My parents, and my career choices

Did we HAVE scheduled meetings with guidance counselors?

les-trudyMy good friend Carol, who I’ve only known since kindergarten, has some follow-up questions about the Lydster’s career choices, which were really about My career choices.

Two questions based on this… why did you not go into law?

Because I did very poorly in a pre-law course at New Paltz. I loved the subject, but Bill Dunn didn’t love my answers. Or maybe it was because it was an 8 a.m. course and I was late sometimes. This failure threw me into a tizzy, because that was my intended life path, and then I had NO idea what I wanted to pursue.

Do you wish your parents had made more suggestions, not along the lines of pushing as much as of possibilities?

Not really, because it just wasn’t in their skill sets. My mother was not one to push us, because that was not her nature in much of anything.

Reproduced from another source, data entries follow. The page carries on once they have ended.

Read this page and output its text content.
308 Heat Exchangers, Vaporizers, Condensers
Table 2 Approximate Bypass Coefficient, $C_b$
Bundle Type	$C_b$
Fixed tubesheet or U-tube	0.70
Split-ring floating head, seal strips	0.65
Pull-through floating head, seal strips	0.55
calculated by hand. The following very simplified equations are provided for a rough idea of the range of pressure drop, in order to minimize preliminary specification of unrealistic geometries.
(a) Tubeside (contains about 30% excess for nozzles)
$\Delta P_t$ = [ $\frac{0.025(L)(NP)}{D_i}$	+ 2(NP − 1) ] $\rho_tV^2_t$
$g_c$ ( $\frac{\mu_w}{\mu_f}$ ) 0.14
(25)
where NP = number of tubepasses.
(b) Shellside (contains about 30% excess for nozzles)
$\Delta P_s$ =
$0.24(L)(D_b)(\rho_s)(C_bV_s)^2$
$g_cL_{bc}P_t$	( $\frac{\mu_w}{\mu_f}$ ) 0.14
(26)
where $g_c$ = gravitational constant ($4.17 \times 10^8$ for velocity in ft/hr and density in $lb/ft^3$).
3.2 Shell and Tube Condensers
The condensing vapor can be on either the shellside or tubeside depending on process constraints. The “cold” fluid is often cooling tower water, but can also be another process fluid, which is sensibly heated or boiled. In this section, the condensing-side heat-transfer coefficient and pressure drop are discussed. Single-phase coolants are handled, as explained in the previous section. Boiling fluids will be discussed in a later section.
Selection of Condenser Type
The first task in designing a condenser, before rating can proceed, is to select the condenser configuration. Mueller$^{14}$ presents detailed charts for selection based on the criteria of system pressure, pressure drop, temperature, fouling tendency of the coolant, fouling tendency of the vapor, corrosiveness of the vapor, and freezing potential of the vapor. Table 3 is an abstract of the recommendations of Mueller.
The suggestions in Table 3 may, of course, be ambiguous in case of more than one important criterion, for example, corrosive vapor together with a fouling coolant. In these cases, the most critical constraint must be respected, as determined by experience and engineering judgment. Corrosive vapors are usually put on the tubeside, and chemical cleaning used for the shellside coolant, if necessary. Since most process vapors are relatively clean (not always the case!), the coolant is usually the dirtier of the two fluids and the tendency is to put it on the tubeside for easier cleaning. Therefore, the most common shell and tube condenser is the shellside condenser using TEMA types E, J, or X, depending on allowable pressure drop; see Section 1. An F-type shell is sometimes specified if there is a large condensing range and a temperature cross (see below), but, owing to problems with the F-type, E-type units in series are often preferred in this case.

She was a “go along to get along” type.

She was very good with numbers and was a bookkeeper or teller for most of her adult life. But she didn’t really think of it as a skill much as, say, her husband arranging flowers or playing guitar or painting or doing all sorts of things. I dare say that he could be a bit intimidating.

For his part, my father, according to his military record, had only three years of high school. I think that part of the friction that I had with him was that I was not very good at working with my hands, the things he excelled in. But I was book smart – would you accept that analysis, Carol? – and he was not as adept, but figured things out as he went along. He was outwardly gregarious, and that wasn’t me.

We did have some areas in common: watching sports together, especially the minor league baseball Triplets and the NY football Giants; playing cards, particularly pinochle and bid whist; and most especially, thank goodness, music.

So he was not likely to offer me career advice because, and I say this without a lot of remorse, he wasn’t always understanding me very much at that time. He certainly didn’t grok what motivated me, and this became even more acutely true in my early twenties when we didn’t talk, at all, for nearly six months, before I relented. This is odd in some ways because my antiwar, and other, activism was molded in no small part by his civil rights activism.

I said two but here’s a third – do you think as I do that our HS counselors were useless?

I actually have no recollection of ANY HS guidance counseling whatsoever, except one passing conversation with Allan Cave, who was the assistant principal at the time, and that only because I knew him from church. Did we HAVE scheduled meetings with guidance counselors, because if we did, I never received the memo?

Just as an aside you wrote about a few math/science awards Lydia received but there’s no mention of any options related to those. Is she just not interested?

Actually, it has determined what level courses she has in 7th grade, and that could lead to courses she could take in 8th grade that could get her high school credit. So it puts her on a more rigorous academic track in several subjects than she might be otherwise.

 

The Lydster: Her career choices

barbara-jordan_congressI saved this Ask Roger Anything question, from Chris, until now:

Do you feel like you’re pushing your daughter towards certain career choices or letting her choose, or both? Do you think you’d be supportive of a career where it would be difficult for her to make a living, e.g. actress or musician?

Oh goodness, no. That’s a function of her needing to figure out what she wants to do. And honestly, I don’t have a strong sense of something I want her to do. I suppose I don’t want her to do something that involves a lot of danger.

Thinking about some of the things she has tried out:

Ballet – did it for two or three years, decided it wasn’t for her. But the lessons she learned have been useful, and she still likes to choreograph her own moves.

Soccer – she did youth soccer for three or four seasons, decided it wasn’t for her. So I was a bit surprised that she signed up for modified youth soccer this fall. What she learned before has come in handy.

Playing clarinet – her mother played, and she seemed to enjoy it. Moreover, I thought she got to be rather good at it, but she suddenly dropped it a couple of years ago. I was surprised when she pulled it out once this past summer. Maybe she’ll go back to it, maybe she won’t.

Things she’s interested in currently:

Art – she’s quite good at it, and she received some local awards for it. She DOES agonize over her work, though.

Clothing design – She’s been taking old clothes, cutting them up, stitching them together. Well not so much in the school year, but it was a business she wanted to look into this past summer.

Law – right now, she says she wants to be a lawyer. She sees injustice on the news on TV and wants to fix it. I wanted to be a lawyer for a time, so that would be fine.

One of the things that seems constant in this narrative is that everything learned has value. Maybe it won’t be applied directly, but it won’t go to waste.

Would I discourage her from a career path that might be difficult? No, and frankly, it would not have occurred to me. Now that I think of it, neither of my late parents EVER said, “you ought to do” X for a living. My father had a varied career, and I doubt it would have occurred to HIM. My mom was easygoing about those things, as long as we were happy and not involved in some criminal activity.